I don’t identify individual tools as APT. APT is a threat actor or actors targeting an organization for assets of interest. An APT involves planning by the adversary, teams with specialized roles, multiple tools, patience and persistence. While Duqu does provide capabilities used by other tools observed in APT-related intrusions, an assessment of the particular threat requires knowledge of the adversary, targeted organization and assets and the scope of attacks.

Is antiVirus and antiMalware protection sufficient for detecting Duqu?

Since its discovery, security vendors have worked to improve their ability to detect Duqu.

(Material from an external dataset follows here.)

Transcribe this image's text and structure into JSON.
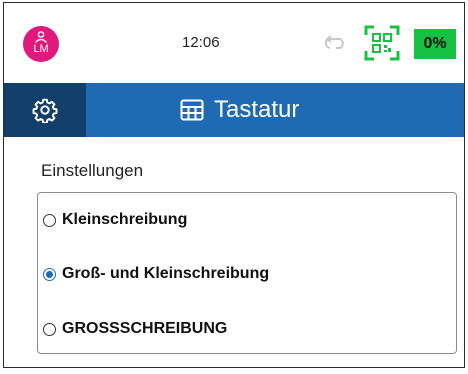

However, the author may simply release newer variants that are no longer detected by antivirus and antimalware products.

What can I do to protect my organization from Duqu?

• Administrators should use host-based protection measures, including antivirus and antimalware, as part of a holistic security process that includes network-based monitoring and controls, network segmentation and policies, user access, and controls to help mitigate the threat of malware like Duqu.
• A computer infected with Duqu may have files beginning with "~DQ" in Windows temporary directories.
• Organizations may want to monitor egress traffic through proxy servers or web gateways and investigate network traffic that does not conform to the SSL (Secure Sockets Layer) specification. Non-SSL traffic on port 443 is commonly observed with other threats, and this behavior is not exclusive to Duqu.
• Administrators should monitor their network for systems attempting to resolve Duqu-related domains or connect to Duqu C2 IP addresses for possible infection.